Much controversy surrounds the use of high-stakes tests.  Many critics argue that test scores do not reflect true ability because results are based on a single performance.  That said, tests are here to stay.  With so many candidates seeking college admissions and professional licenses, institutions have found that test scores have considerable value in determining who has acquired essential knowledge in a field and who has not.

Two criteria for determining the quality of a high-stakes test are reliability and validity.  Reliability is the precision of the test.  It determines how well the test provides consistent information.  For example, Maria takes a test Monday and then is administered the same test the following day.  Reliability describes how similar the scores are between the two tests sessions.  Reliable test scores will correlate very highly.  A test that produces unreliable scores is not a solid measurement instrument because it does not provide consistent information across test sessions.    Taking a test on two consecutive days is a test-retest method for measuring reliability.  The amount of time between the two test sessions should be short (usually a day) so that the test taker’s ability remains constant.  Otherwise, it will not be clear whether a difference in test scores is the result of an unreliable test or a change in the person’s ability to answer the test questions.  Another way to measure reliability of a test is to determine how closely scores correlate when the results of half the test questions are correlated with the results from the other half.  This is called split-half reliability. Typically, researchers report Pearson’s product-moment correlation coefficient as a measure of reliability.

Another criterion for evaluating high-stakes tests is validity.  Validity is the degree to which the test measures what it was designed to measure.  A valid test for obtaining a driver’s license, for example, should assess the candidate’s knowledge of traffic rules as well as the person’s ability to maintain control of a vehicle in different driving situations.  A written exam is not able to assess the candidate’s ability to handle a vehicle when parallel parking, for example, and therefore, a written test by itself would not be a valid test of overall driving ability.  Test developers often redesign tests so that they more closely match the skills they are trying to assess.  For example, the Scholastic Achievement Test (SAT) involves more writing than it did in the past since writing is an essential skill for success in college; and the Test of English as a Foreign Language (TOEFL) now includes a speaking component.  Quantitative evaluations of test validity involve correlating test results with results from another established assessment that measures the desired ability.  A high correlation suggests that the test is measuring the same underlying trait. 

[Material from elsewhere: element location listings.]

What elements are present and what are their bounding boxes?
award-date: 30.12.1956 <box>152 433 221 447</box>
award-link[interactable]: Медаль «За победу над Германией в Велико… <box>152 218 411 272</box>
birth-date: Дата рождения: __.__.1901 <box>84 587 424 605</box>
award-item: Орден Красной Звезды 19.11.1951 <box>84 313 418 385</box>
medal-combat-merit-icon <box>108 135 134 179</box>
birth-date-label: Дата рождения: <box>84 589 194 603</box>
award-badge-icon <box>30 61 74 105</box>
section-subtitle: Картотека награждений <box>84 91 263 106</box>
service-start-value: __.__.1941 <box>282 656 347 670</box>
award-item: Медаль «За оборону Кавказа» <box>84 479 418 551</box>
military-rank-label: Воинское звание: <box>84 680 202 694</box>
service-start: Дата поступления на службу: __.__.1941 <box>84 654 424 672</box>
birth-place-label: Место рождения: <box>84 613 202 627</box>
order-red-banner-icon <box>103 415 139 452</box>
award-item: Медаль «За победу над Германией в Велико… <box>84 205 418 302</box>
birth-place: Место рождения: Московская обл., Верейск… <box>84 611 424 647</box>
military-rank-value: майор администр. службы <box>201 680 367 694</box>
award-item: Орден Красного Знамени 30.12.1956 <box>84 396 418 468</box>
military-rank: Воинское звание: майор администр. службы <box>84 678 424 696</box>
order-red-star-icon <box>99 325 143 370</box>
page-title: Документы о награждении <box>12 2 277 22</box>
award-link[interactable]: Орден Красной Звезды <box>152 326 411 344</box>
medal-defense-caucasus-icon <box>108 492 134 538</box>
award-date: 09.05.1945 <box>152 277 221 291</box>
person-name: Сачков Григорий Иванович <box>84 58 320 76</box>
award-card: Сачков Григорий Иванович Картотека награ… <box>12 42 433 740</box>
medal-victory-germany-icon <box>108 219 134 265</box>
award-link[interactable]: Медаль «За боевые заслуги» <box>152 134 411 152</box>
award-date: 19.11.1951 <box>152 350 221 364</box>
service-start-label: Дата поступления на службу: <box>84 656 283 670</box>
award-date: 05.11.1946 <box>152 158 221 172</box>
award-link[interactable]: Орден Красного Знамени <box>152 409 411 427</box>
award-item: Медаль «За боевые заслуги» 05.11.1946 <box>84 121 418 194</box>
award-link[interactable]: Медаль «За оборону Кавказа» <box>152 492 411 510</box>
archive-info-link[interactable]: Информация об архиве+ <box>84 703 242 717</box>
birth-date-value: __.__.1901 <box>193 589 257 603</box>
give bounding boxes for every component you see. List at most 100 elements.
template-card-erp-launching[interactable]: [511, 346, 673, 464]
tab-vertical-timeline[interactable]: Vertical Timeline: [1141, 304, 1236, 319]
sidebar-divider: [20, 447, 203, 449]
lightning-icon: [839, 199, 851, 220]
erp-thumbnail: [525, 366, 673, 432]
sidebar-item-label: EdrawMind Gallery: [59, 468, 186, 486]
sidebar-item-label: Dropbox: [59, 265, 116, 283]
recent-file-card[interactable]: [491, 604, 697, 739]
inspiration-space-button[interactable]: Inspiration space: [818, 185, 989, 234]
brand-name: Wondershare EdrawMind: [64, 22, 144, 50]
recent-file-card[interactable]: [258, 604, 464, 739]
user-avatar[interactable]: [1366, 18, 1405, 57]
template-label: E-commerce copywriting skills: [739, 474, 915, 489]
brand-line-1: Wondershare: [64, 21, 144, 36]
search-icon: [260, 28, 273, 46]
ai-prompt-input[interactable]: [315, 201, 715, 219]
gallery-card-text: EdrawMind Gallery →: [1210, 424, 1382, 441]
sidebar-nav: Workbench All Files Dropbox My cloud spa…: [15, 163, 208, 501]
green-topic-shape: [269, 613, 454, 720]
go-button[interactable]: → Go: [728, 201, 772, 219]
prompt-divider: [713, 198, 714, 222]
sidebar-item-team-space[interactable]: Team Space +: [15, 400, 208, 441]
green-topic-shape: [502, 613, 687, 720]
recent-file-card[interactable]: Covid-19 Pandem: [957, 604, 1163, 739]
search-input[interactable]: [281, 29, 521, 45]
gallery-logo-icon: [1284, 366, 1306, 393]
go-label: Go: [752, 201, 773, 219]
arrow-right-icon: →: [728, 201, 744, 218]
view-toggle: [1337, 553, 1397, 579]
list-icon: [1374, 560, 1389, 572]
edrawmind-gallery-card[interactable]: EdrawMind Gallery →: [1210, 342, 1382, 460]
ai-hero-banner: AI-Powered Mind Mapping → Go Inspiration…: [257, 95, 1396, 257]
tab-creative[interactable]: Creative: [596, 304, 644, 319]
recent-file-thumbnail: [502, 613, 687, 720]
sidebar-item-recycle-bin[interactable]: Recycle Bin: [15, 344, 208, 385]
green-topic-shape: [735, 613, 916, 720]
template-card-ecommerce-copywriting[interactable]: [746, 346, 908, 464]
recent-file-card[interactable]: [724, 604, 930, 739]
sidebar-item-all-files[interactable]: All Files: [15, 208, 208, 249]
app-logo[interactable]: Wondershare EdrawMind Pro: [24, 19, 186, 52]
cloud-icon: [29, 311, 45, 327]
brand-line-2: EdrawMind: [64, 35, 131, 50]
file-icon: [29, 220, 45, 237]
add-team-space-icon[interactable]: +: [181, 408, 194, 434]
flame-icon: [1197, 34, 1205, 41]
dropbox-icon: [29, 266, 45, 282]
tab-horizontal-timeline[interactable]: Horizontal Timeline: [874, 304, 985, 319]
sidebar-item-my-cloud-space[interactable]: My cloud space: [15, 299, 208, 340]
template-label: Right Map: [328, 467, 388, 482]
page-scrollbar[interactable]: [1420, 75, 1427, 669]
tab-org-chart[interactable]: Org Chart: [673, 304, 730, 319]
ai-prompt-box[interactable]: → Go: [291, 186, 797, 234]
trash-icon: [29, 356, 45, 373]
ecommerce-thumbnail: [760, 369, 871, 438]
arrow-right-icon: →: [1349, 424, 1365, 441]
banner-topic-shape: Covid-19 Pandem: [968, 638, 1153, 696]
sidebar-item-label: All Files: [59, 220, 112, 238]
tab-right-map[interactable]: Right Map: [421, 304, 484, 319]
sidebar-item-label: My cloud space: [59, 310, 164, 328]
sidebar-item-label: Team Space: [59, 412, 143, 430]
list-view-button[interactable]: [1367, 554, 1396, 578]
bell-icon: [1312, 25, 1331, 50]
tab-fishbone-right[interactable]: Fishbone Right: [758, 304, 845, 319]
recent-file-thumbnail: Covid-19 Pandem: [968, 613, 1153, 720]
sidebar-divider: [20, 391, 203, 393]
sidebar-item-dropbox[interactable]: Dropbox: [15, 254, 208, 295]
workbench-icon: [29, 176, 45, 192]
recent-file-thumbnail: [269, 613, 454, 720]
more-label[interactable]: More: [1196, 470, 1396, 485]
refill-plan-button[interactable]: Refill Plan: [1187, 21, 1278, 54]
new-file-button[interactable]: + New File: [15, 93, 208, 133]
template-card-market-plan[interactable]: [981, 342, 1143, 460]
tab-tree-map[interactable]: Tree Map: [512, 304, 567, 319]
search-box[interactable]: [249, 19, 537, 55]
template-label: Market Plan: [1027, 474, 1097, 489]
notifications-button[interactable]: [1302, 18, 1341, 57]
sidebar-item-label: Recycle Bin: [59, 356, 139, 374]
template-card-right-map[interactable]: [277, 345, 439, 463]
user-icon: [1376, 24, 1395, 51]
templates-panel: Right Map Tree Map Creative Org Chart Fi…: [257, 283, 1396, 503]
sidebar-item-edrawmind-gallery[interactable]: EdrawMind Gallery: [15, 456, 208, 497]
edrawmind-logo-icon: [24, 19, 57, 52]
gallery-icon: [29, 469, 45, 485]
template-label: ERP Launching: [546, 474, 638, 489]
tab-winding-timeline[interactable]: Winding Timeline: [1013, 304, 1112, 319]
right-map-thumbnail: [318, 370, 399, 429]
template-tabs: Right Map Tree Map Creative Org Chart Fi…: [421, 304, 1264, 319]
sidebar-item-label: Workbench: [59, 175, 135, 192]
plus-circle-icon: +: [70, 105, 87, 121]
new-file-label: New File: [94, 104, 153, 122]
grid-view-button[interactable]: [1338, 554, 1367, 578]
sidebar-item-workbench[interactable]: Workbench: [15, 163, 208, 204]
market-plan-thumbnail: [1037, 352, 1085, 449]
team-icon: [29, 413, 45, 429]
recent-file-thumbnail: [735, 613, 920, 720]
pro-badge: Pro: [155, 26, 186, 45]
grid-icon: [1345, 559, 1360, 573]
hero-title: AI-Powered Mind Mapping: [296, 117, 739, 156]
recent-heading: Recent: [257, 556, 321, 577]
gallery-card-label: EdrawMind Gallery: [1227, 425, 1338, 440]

Finally, the methods used for developing the test will reflect the test’s quality.  No items should introduce bias for or against a given subgroup of test takers. Test developers should document their methods and ensure that items are vetted and reviewed by experts. 

Even though, high-stakes tests present a hurdle for many candidates, there are established standards for ensuring assessments are of the highest quality.  These standards are documented in a book entitled Standards for Educational and Psychological Testing  by the American Psychological Association.